Affiliated Computer Services (ACS)
SSG and PERT A (11-24-2004) | Google “Stocks: ACS” | Company Website
The Affiliated Computer Services stock selection guide has been updated. Here are the highlights.
Quality. Section 1 of the SSG (the graph on page one), shows consistent growth. For ACS, the correlation coefficient (r^2) is 1.0 for earnings and .95 for sales. This is quite good. Looking at Section 2 of the SSG, the pre-tax profit margin is trending up and return on equity is even. These are both indicators of consistency and excellent management. Overall, ACS is a high quality company.

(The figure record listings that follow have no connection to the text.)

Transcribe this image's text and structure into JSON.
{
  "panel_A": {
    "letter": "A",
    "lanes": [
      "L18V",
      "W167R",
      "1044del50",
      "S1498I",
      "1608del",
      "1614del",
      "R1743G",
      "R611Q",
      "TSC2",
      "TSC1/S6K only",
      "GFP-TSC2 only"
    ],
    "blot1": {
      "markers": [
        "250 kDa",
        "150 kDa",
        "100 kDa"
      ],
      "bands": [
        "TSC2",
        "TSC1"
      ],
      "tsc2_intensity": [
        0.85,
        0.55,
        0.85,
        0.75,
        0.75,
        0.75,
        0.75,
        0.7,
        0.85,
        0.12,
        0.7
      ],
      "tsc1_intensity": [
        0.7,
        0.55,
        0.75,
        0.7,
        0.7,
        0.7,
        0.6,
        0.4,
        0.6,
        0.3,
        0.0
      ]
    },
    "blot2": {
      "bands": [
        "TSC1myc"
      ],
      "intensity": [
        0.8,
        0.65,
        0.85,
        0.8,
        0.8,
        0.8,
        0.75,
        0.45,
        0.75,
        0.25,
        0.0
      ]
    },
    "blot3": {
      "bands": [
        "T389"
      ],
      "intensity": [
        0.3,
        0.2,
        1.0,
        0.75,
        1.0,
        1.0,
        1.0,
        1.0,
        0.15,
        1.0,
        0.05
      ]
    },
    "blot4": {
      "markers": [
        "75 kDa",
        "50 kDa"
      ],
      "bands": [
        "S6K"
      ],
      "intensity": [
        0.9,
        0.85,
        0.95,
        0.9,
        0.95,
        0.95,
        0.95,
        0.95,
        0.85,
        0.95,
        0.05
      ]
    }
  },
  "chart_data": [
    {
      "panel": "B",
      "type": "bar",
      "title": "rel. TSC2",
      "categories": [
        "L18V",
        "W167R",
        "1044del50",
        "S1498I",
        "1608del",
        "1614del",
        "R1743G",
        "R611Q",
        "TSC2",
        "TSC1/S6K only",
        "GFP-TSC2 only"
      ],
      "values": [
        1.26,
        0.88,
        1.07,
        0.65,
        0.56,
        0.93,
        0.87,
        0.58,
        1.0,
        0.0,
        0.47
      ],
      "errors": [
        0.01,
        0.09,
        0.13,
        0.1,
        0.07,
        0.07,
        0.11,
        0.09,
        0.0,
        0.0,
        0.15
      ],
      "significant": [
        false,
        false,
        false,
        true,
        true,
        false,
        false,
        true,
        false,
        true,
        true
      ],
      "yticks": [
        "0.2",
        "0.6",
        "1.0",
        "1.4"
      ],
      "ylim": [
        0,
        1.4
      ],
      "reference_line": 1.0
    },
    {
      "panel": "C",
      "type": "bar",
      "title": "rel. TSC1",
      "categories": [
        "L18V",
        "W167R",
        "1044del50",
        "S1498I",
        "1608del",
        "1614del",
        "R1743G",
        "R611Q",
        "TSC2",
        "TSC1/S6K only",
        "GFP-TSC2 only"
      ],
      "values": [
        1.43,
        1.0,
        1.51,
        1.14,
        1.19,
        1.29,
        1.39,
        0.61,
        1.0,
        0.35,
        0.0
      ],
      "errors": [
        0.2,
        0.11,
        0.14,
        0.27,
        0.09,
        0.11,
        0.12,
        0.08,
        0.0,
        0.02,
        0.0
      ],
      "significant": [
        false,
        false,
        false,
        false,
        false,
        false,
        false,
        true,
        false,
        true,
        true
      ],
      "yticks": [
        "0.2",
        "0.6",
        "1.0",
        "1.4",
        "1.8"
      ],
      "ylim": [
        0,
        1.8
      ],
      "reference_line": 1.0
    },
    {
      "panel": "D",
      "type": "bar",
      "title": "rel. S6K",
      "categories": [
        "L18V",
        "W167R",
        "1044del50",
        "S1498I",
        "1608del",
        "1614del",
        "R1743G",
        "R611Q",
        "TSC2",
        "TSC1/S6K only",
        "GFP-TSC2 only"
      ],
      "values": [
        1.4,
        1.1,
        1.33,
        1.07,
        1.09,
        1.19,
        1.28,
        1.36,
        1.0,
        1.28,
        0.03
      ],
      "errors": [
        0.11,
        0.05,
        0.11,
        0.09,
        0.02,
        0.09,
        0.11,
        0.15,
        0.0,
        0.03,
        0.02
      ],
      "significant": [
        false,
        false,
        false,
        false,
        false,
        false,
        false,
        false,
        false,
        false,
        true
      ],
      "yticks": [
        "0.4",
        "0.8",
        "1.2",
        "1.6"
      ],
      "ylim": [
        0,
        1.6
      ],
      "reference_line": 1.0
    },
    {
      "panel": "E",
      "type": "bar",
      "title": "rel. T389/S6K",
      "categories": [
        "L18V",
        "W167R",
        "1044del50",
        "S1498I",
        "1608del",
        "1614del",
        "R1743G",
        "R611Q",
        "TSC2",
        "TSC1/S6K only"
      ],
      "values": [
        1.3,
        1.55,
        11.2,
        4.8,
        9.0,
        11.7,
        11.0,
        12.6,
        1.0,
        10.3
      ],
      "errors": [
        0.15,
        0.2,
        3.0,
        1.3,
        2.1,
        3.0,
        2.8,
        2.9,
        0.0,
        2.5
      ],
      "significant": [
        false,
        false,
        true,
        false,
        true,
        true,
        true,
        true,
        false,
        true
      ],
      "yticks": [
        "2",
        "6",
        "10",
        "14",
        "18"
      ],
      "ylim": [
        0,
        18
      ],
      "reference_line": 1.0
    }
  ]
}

Growth. Historically, ACS has had very strong growth. It is a little tricky to estimate future ACS growth since recent financial statement reflect the divestiture of most of ACS’ government business and the acquisition of some new businesses. The management discussion in the current 10Q discusses internal revenue growth (measured as total revenue growth less acquired revenue from acquisitions and revenues from divested operations). After excluding the impact of the revenues related to the 2004 divestitures, revenues in the current quarter increased 22%. Internal revenue growth accounted for 11% of the 22%. The above SSG uses a revenue growth of 15.8% based on Value Line.
Valuation. Using the “preferred proceed” in the SSG, the projected 5-yr EPS is $5.88. (See SSG for pre-tax margin, tax rate and shares outstanding.)
The projected average return over five years is 14.5%. Here is how it is calculated:
Projected Avg Return = [(117.01 / 59.53) ^ (1/5) – 1] * 100 = 14.5%
Note: The Toolkit software does this automatically. Reviewing the calculations makes it easier to understand the results.
Summary. ACS (currently $59.53) is in the “buy” range. The upside-downside ratio is 3.9 to 1. The relative value is 100.